A vitamin D deficiency can lead to serious health problems over time. Luckily, there are a few ways to return vitamin D levels to normal. However, not everyone knows how to correctly test for a vitamin D deficiency.
A 25-hydroxy blood test conducted by your health care professional is the only procedure that will accurately measure your vitamin D levels. A reading of 30-100 milliliters is considered healthy for adults, with many experts claiming that 75 is optimal. Anything below 30 is often a sign of a vitamin D deficiency.
Getting vitamin D from sunshine is a far superior way to raise vitamin D levels. Few people spend enough time outdoors. Increasing your exposure to the sun is the number one way to increase your vitamin D levels.
Those that are suffering from a vitamin D deficiency, especially in winter months, might consider supplementation as well. However, it’s important to take vitamin D3 and not vitamin D2. These two vitamins are closely related, but vitamin D3 is processed in the human body much easier than vitamin D2. In fact, vitamin D3 is far superior to D2 in nearly every way. Nonetheless, supplementing with vitamin D alone is not recommended.
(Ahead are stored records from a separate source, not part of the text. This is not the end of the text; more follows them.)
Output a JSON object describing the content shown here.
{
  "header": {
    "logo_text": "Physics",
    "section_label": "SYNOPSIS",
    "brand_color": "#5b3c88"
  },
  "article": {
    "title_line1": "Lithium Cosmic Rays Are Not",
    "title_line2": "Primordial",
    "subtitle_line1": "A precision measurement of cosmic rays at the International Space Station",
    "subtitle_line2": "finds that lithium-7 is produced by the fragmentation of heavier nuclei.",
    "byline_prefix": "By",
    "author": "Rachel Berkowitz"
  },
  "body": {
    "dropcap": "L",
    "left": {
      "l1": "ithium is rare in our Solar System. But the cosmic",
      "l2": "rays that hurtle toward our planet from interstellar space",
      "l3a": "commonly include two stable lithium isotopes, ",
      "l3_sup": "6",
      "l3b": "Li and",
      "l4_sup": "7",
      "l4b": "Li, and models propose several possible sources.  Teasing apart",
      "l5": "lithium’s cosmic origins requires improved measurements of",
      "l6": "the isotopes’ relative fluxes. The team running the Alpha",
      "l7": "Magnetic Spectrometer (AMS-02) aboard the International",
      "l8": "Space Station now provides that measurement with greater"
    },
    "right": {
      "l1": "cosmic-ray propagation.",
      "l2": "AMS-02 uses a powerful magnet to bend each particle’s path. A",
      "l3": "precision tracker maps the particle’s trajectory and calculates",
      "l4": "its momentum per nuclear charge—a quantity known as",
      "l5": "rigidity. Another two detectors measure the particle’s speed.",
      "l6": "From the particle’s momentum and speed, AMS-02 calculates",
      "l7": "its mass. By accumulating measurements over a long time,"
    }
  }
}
While taking vitamin D3 is recommended, it should be taken in combination with vitamin K2. These powerful nutrients work better when they are taken together. Health experts have discovered that vitamin K2 directs calcium to weakened areas of the human skeleton. Vitamin D3 coupled with vitamin K2 and adequate sun exposure is the ultimate way to return vitamin D levels back to normal as well as to not create an imbalance.
Now that you know how to test and raise your vitamin D levels, here are 5 common symptoms of a vitamin D deficiency that might lead you to get your vitamin D levels checked.
1. Chronic Fatigue
Chronic fatigue syndrome is a real thing, but not everyone who reports symptoms of this disease may be suffering from it. Aches, pains, and overall exhaustion are common symptoms of a vitamin D deficiency.
2. Weak Muscles
Bodybuilders and professional athletes know the importance of vitamin D. Without this crucial nutrient, muscles will lose their strength. However, vitamin D is not only important for those that train. A recent Harvard study indicated that senior citizens who were vitamin D deficient fell nearly 25% more than those that weren’t. Luckily, experts have stated that muscle weakness attributed to a vitamin D deficiency can be reversed in a few months with the proper supplementation.
Believe it or not, a lack of vitamin D can lead to depression. The hormone known as serotonin can be responsible for mood fluctuations. Regular exposure to sunlight is the only way to increase serotonin levels naturally. Several studies have indicated that people who have low vitamin D levels are significantly more likely to develop depression. Vitamin D supplementation and exposure to the sun can be crucial allies for those battling depression.
4. A Sweaty Head
Did you know that most doctors warn new mothers about this symptom? Newborn babies will sweat through the top of their heads if they are lacking vitamin D. This is a common symptom of a vitamin D deficiency. Adults as well as children can develop a sweaty had if they are low in vitamin D. Again, vitamin D3 in combination with K2 is a great way to restore vitamin D levels back to normal.
5. Low Immune System
Someone who is constantly getting sick is most likely suffering from a vitamin D deficiency. A recent study conducted in Asia revealed that children who were supplemented with high amounts of vitamin D on a daily basis were nearly 50% less likely to develop flu like symptoms. A weakened immune system is more susceptible to viruses and infections. Increasing vitamin D levels can strengthen a weakened immune system. So instead of getting a toxic flu shot, supplement with vitamin D instead.
A vitamin D deficiency is a serious health issue that should be treated immediately. Luckily, there are a few ways to combat this problem. If you are suffering from any of these 5 common symptoms, you should contact your health care provider.